The New Yorker once described Nigel Slater’s writing as ‘melancholic’, and yet somehow his instantly recognisable style works perfectly for his latest book all about Christmas. Rather than overflowing with unrealistic clichés, ‘The Christmas Chronicles’ builds a suitably desirable yet achievable depiction of the festive season. Slater’s signature rich descriptive imagery is a perfect combination for the topic of Christmas, a time of year already imbued with nostalgia and magic that can only be increased with Slater’s prose. Even the most mundane festive scenes are transformed into something desirable. With Slater’s writing, the aftermath of Christmas dinner becomes ‘the abandoned table, jewel-bright pools left in shimmering glasses – garnet and ruby…a scene of jubilant devastation’.
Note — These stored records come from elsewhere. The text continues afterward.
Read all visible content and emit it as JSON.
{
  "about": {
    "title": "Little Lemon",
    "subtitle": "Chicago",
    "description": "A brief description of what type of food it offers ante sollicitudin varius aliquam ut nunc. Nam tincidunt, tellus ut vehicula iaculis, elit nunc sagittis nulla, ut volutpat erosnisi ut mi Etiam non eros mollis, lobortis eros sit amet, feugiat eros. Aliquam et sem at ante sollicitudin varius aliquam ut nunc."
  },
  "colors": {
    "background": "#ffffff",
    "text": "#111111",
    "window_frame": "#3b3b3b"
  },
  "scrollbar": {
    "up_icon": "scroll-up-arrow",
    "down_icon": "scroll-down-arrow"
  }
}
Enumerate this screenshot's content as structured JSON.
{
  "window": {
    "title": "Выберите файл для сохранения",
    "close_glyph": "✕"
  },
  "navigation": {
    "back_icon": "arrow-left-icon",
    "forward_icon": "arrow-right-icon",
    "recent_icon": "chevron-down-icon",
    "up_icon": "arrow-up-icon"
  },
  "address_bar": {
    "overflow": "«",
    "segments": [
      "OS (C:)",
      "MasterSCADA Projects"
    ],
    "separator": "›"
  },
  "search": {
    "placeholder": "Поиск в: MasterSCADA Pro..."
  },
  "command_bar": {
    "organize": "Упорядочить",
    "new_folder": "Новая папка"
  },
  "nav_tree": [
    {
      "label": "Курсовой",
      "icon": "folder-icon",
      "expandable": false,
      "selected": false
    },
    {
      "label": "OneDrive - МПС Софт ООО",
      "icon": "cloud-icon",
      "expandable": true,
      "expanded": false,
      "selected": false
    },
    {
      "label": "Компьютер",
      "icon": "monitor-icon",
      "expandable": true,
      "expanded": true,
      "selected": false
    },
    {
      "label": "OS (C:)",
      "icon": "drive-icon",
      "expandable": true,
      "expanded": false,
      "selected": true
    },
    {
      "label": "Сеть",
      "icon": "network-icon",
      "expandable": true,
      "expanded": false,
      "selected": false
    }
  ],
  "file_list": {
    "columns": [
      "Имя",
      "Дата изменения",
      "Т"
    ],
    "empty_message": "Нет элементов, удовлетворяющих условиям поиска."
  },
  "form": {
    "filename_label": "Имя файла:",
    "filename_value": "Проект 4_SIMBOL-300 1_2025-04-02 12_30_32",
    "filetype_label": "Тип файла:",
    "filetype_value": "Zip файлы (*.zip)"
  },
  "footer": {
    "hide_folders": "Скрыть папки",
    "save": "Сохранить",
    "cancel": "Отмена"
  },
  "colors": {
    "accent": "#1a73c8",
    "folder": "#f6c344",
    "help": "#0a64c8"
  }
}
The design of The Christmas Chronicles is familiar territory for Slater fans – mirroring the style of his previous publications The Kitchen Diaries and Tender Volume I and II. It’s 450 pages comprise more than just a cookery book – structured as a diary, it encompasses elements of autobiography, travelogue and gardening manual alongside recipes. The Christmas Chronicles doesn’t stop abruptly at Christmas Day but stretches from the beginning of November to the 2nd February – also known as Candlemas, the day that traditionally officially marks the end of Christmas.
Topics covered range from analysis of various European Christmas markets to tales from Christmases (both happy and sad) from Slater’s past and advice on which species of Christmas tree to invest in this year. It is also refreshingly honest – after the Christmas meal is served, Slater admits ‘I dig my heels in. I flatly refuse to get involved in games’. Readers should be prepared to learn: it also frequently dips into brief histories without losing focus or interest; the brief interludes about the etymology of marzipan or the origins of hiding a coin inside a Christmas pudding feel seamless and naturally positioned. Meanwhile, the recipes interspersed throughout cover the traditional – mince pies, Christmas cake and turkey timings are all included – whilst also offering more interesting twists on dishes to dine on throughout winter, such as carrot hummus or passion fruit cream buns.
This is not a Pippa Middleton-esque manual to the perfect life, nor a straightforward Delia Smith style Christmas recipe compendium. Instead, it is an insight into Slater’s understated life that gently inspires some changes to your own festive season. If the stresses of the festive season have taken over, this is the perfect book to remind you of the simple joys found at this time of year. Finishing the last page leaves you craving frosty mornings, a mince pie and an invite to Nigel’s house for Christmas Day.